I thought my background a curse, of course, when I was younger, when I often sought selfishness above all else. I now see that background as a moral anchor.

Later, I considered living in a secular, consumer world, ordered towards entitlement and instant gratification, as a curse. I now see that as a blessing as well, because it reminds me daily of what I must not be.

Our circumstances are only blessings or curses as much as we choose them to be.

I try to think of this not as a struggle between ages or epochs, or between clashing cultural norms, but as a question about my own nature.

With apologies to that brilliant TV show, Babylon 5: Who am I? What do I want? Why am I here? Where am I going?

If I can't answer these questions, nothing will matter for anything. Philosophy isn't the obscure search for abstract concepts. It is the need for real goals and values.

Here is, I believe, the deeper question: am I made to receive, or to give? Have I been created to be just a beast or also a man? Do I define myself by my instincts or by my knowledge and love? Am I here to serve or to be served?

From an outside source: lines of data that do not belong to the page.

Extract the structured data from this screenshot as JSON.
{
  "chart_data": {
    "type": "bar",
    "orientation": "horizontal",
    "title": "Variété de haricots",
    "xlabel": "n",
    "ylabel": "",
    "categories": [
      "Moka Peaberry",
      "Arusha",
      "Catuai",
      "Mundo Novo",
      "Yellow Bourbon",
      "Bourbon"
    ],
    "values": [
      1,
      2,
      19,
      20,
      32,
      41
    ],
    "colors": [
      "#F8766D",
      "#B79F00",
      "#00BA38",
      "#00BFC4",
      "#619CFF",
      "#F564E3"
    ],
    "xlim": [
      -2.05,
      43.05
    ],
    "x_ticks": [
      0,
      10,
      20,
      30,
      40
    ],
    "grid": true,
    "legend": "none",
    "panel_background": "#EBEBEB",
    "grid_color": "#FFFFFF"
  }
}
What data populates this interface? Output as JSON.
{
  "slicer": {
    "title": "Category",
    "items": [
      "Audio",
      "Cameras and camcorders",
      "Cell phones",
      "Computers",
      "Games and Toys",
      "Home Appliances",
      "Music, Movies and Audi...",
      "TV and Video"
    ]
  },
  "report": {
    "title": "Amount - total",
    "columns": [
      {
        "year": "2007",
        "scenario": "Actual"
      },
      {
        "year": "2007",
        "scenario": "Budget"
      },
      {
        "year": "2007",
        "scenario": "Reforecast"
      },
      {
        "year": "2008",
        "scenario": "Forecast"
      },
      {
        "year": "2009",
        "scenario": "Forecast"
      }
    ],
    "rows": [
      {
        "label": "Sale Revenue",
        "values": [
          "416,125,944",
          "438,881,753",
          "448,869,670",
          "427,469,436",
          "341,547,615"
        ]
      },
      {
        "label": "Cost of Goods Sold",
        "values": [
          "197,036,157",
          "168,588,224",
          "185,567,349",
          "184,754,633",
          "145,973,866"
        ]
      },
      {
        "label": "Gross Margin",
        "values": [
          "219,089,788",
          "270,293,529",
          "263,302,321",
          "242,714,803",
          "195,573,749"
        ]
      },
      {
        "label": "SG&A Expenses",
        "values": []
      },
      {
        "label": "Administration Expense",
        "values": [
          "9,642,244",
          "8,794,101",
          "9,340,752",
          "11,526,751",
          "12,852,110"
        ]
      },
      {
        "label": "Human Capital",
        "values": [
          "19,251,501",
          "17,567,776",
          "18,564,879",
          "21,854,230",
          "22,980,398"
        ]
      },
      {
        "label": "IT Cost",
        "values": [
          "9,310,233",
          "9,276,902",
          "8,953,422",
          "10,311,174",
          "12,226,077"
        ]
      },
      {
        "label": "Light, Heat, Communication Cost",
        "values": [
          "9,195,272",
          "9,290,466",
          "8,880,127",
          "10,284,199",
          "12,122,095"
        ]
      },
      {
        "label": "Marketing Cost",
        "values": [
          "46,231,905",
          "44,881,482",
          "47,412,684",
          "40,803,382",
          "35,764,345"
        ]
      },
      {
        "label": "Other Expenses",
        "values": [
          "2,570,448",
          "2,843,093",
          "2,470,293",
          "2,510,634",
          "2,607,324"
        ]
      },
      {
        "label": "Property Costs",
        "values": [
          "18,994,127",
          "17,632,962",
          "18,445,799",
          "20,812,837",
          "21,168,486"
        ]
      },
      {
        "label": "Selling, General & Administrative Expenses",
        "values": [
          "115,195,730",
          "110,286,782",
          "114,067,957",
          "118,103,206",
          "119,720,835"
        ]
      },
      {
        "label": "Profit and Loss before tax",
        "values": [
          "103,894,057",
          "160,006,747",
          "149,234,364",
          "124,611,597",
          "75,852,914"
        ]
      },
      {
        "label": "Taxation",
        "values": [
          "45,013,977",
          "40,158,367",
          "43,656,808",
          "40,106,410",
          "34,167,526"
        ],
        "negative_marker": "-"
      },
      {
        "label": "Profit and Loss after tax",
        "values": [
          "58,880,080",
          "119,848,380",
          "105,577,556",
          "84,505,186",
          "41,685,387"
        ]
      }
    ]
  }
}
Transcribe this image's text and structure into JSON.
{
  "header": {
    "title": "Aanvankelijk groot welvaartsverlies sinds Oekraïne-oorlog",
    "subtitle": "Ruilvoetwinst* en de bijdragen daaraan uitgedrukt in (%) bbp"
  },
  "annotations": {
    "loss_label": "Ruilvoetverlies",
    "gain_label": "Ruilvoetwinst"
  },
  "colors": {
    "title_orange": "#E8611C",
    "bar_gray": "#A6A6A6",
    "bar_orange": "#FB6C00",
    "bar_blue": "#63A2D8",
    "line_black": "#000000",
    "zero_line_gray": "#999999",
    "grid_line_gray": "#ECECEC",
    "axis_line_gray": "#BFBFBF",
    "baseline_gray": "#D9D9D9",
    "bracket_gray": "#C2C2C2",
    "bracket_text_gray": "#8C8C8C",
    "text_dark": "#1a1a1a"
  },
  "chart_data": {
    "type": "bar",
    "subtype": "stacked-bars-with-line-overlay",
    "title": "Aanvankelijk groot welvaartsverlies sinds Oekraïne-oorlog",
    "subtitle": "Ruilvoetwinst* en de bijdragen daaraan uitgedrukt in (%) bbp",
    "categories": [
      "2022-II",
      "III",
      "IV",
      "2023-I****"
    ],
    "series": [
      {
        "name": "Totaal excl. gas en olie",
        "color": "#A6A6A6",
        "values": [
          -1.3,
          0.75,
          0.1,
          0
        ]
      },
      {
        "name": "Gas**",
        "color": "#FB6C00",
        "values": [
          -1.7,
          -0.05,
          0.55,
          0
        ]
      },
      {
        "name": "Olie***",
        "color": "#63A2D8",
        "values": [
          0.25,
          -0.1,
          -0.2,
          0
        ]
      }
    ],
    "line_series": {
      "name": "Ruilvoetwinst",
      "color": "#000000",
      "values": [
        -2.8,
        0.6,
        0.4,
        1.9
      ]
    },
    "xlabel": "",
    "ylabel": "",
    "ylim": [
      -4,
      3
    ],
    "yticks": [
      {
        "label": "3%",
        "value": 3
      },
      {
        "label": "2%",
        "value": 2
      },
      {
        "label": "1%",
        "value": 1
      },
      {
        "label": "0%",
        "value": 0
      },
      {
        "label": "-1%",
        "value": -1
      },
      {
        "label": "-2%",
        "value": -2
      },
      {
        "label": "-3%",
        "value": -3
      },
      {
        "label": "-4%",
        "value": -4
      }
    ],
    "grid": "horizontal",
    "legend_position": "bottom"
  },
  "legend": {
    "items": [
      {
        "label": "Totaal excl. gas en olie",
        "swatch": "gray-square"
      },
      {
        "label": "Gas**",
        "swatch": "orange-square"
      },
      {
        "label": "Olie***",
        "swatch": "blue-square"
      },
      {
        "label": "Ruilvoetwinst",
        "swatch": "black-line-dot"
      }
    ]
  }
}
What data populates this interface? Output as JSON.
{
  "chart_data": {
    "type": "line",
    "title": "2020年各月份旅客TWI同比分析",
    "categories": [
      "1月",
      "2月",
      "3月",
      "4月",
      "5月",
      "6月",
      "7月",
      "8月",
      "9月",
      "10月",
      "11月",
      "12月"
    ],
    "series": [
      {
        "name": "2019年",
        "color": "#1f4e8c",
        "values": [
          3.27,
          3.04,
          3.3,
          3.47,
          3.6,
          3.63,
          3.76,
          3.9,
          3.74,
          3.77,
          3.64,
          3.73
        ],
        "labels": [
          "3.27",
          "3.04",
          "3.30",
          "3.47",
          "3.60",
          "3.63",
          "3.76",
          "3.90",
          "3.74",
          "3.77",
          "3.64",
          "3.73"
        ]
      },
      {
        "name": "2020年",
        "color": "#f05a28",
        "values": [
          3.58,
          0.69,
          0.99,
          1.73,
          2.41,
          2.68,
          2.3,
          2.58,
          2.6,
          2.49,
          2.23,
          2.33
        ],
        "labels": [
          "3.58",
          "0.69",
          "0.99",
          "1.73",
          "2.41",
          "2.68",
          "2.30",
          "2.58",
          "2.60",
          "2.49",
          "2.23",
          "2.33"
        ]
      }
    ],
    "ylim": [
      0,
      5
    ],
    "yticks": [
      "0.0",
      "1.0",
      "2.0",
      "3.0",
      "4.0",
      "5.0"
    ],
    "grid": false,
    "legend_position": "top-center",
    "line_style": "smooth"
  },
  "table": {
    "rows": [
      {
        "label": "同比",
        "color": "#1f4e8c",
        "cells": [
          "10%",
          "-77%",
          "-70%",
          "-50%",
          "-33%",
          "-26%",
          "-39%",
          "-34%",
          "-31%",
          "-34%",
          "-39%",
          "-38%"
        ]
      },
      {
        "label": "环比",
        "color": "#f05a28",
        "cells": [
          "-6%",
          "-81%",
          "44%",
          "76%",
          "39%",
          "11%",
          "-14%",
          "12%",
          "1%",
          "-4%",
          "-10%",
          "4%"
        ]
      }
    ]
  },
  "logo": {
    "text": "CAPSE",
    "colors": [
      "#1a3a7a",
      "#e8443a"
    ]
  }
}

In the simplest sense, am I a creature of passion or of action? Do I identify myself by what comes to me, or by what I I do?

As soon as I say, "I love it because it feels right," I've crossed that line into intemperance.  I need to learn that nothing should be defined only by how it feels to me; things should be defined by what they are, in their own nature, known by the intellect and loved by the will, for their own sake.